The present disclosure relates generally to the field of audio processing. More particularly, the present disclosure relates to analysis of audio generated by a microphone.
This background section is provided for the purpose of generally describing the context of the disclosure. Work of the presently named inventor(s), to the extent the work is described in this background section, as well as aspects of the description that may not otherwise qualify as prior art at the time of filing, are neither expressly nor impliedly admitted as prior art against the present disclosure.
Currently most audio communication systems have a mute function controlled locally that prevents the remote party from hearing the local audio. When the mute function is active, audio generated by the microphone is not transmitted to the remote party.
In call centers, there are several reasons an agent may mute his microphone. The agent may be coughing or sneezing, and does not want the remote party to hear. The agent may be having difficulty handling a call, and so is asking questions of his co-workers. Or the agent may be doing things not related to his work.
In each of these examples, the behavior of the agent may indicate a problem. An ill agent may spread illness to others in the call center. An agent asking questions of his co-workers may need more training, or may have competency issues. Or an agent may not be providing the work desired.
Currently, these problems are generally detected by a supervisor observing the agents directly. This process costs time and resources that could be directed to more productive endeavors. An agent may be observed remotely by monitoring his calls, but such monitoring fails while the mute function is active.
In general, in one aspect, an embodiment features an apparatus comprising: a microphone configured to produce audio; a mute control configured to select a microphone open selection or a microphone muted selection; a processor configured to identify the audio produced during the microphone open selection as primary audio, and to identify the audio produced during the microphone muted selection as secondary audio; and a transceiver configured to transmit the primary audio and the secondary audio.
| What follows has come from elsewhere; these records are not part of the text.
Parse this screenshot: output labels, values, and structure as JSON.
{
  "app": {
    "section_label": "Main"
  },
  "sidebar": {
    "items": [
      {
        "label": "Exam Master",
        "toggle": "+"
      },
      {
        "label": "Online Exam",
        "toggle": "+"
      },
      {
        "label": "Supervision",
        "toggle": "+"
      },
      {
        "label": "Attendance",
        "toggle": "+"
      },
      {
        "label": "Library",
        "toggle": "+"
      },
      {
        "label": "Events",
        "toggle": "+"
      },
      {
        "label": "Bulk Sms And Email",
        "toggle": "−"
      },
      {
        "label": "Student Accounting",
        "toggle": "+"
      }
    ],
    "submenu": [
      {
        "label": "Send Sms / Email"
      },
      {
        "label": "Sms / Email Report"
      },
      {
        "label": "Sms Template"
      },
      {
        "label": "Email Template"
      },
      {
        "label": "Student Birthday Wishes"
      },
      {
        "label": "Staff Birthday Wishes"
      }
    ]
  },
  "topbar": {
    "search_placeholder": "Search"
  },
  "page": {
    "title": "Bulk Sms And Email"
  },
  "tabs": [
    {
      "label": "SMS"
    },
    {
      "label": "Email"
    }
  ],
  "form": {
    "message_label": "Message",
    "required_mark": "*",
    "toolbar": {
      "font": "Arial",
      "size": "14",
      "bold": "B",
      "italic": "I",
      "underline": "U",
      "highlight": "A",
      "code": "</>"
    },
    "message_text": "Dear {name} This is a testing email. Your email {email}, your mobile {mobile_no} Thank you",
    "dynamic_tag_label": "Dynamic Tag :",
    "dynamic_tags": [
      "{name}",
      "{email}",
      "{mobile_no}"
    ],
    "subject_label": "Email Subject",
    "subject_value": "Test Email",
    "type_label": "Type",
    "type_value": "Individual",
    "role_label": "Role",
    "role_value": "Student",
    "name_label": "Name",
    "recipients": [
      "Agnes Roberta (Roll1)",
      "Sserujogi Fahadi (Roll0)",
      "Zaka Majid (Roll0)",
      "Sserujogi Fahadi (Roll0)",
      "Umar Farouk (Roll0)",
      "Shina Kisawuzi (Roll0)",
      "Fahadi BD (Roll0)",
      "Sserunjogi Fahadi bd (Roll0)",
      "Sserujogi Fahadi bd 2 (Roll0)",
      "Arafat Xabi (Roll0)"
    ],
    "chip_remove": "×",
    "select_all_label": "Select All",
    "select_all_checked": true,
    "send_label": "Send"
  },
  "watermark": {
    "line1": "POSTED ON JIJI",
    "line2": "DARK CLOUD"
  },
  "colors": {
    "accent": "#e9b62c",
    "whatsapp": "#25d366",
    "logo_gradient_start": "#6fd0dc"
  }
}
Embodiments of the apparatus can include one or more of the following features. In some embodiments, the transceiver is further configured to transmit the primary audio over a first link, and to transmit the secondary audio over a second link. In some embodiments, the first link is an audio link; and the second link is a data link. In some embodiments, the first link is a Bluetooth Synchronous Connection Oriented (SCO) link; and the secondary link is a Bluetooth Asynchronous Connection-Less (ACL) link. In some embodiments, the transceiver comprises: a first transceiver configured to transmit the primary audio according to a first protocol; and a second transceiver configured to transmit the secondary audio according to a second protocol. Some embodiments comprise a memory configured to store the secondary audio prior to the transceiver transmitting the secondary audio. In some embodiments, the processor is further configured to packetize the primary audio and the secondary audio, and to mark at least one of (i) packets of the primary audio and (ii) packets of the secondary audio. Some embodiments comprise a headset.
In general, in one aspect, an embodiment features a method comprising: producing audio responsive to sound; determining a selection of a mute control configured to select a microphone open selection or a microphone muted selection; identifying the audio produced during the microphone open selection as primary audio; identifying the audio produced during the microphone muted selection as secondary audio; and transmitting the primary audio and the secondary audio.
Embodiments of the method can include one or more of the following features. Some embodiments comprise transmitting the primary audio over a first link; and transmitting the secondary audio over a second link. Some embodiments comprise transmitting the primary audio according to a first protocol; and transmitting the secondary audio according to a second protocol. Some embodiments comprise packetizing the primary audio and the secondary audio; and marking at least one of (i) packets of the primary audio and (ii) packets of the secondary audio.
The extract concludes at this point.